Mid-Day Apr.23.16

I turn to it and look. I’m not looking for an answer, I’m not here for anything, I’m just here to listen if it wants to speak. It never does, but it does something that tells me something. It would dance sharply with stilettos, it would embrace and tingle the curtains, it would shake its body in subtle vibrations, or sometimes it would try to embrace me in its warm silken body. It does other things, but I haven’t gotten to know them. Most of the time, though, it is silent, but most of the time when it demands attention, it dances with its stilettos, stepping hard across the stage and making itself be heard.

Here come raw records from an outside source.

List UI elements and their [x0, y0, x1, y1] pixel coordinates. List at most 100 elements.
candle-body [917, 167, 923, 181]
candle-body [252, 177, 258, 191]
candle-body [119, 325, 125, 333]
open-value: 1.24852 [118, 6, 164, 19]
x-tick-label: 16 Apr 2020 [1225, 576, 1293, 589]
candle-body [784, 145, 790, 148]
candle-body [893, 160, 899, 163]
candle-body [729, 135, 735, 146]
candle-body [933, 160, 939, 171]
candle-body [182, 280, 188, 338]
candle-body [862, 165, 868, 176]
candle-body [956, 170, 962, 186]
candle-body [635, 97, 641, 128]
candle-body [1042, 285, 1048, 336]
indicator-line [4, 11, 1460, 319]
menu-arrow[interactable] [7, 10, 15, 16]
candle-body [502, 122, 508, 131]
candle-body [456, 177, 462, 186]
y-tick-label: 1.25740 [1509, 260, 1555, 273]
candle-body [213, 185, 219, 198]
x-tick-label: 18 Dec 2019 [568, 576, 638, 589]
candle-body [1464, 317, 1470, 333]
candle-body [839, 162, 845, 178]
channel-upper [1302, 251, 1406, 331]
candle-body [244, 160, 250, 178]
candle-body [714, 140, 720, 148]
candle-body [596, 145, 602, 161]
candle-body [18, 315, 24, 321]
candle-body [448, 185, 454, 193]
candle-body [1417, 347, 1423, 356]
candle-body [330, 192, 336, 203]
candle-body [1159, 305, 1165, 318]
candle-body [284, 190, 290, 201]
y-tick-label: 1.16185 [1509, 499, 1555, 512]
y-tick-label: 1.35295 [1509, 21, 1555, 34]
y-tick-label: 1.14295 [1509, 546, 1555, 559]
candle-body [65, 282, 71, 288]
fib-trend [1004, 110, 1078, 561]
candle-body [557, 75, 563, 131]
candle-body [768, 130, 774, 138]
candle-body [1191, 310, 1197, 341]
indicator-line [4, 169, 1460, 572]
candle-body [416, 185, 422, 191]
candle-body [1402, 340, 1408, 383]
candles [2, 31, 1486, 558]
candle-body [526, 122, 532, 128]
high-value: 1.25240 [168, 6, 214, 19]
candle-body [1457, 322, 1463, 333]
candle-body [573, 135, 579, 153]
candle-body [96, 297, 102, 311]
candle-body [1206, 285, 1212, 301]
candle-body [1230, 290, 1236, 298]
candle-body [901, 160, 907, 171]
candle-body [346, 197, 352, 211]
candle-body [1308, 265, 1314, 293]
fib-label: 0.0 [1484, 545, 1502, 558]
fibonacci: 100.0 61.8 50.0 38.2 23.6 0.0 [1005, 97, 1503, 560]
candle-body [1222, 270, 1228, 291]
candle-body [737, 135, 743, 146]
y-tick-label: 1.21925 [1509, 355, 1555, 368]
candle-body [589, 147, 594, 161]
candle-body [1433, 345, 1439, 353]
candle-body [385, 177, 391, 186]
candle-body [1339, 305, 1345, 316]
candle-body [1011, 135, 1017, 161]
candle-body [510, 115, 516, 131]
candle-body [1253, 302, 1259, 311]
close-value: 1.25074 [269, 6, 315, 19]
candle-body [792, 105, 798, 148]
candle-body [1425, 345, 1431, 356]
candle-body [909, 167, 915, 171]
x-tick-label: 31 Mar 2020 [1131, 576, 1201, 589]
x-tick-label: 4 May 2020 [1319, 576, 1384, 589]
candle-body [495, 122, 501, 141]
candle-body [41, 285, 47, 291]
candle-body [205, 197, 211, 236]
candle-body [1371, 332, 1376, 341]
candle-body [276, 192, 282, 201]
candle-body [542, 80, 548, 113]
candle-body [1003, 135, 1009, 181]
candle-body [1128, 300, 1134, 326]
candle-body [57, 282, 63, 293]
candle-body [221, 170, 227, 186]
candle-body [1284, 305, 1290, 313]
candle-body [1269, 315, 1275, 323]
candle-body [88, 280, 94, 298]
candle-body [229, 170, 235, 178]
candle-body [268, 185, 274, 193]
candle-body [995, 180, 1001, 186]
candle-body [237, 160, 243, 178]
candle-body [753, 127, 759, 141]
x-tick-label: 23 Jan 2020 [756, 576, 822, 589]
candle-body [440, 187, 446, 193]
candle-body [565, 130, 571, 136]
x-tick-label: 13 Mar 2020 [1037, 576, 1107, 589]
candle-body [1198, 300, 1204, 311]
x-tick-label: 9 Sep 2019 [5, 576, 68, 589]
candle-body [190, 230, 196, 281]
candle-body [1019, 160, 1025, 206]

And I’ve realized that it’s a dangerous game I’m playing. And I’ve also realized that that realization in itself is also dangerous. Calm like the sea after a storm, and maintaining tranquility even amidst the storm. Equanimity. Equanimity. Equanimity.

— — —

I’m trying to do something. I’m trying to write something productive. I’m trying to forcefully dig in and get something out. I’m recreating imagery so I can describe them. Relive the past that is already past. It springs from a desire to be heard. Springs from a desire to be cared for, to be embraced, and to be empathized for my pain, my past, and to be heard of how strong I was, or how much of a struggle it was, how bad my life was, or how shitty it was. And I would always say back to myself,

And I’m sorry. I’m sorry for giving you the hardest time. I’m sorry for not listening when I needed to. I love you. And I’m back. Back as a whole. I feel wholesome, I feel relaxed, I am mostly aware.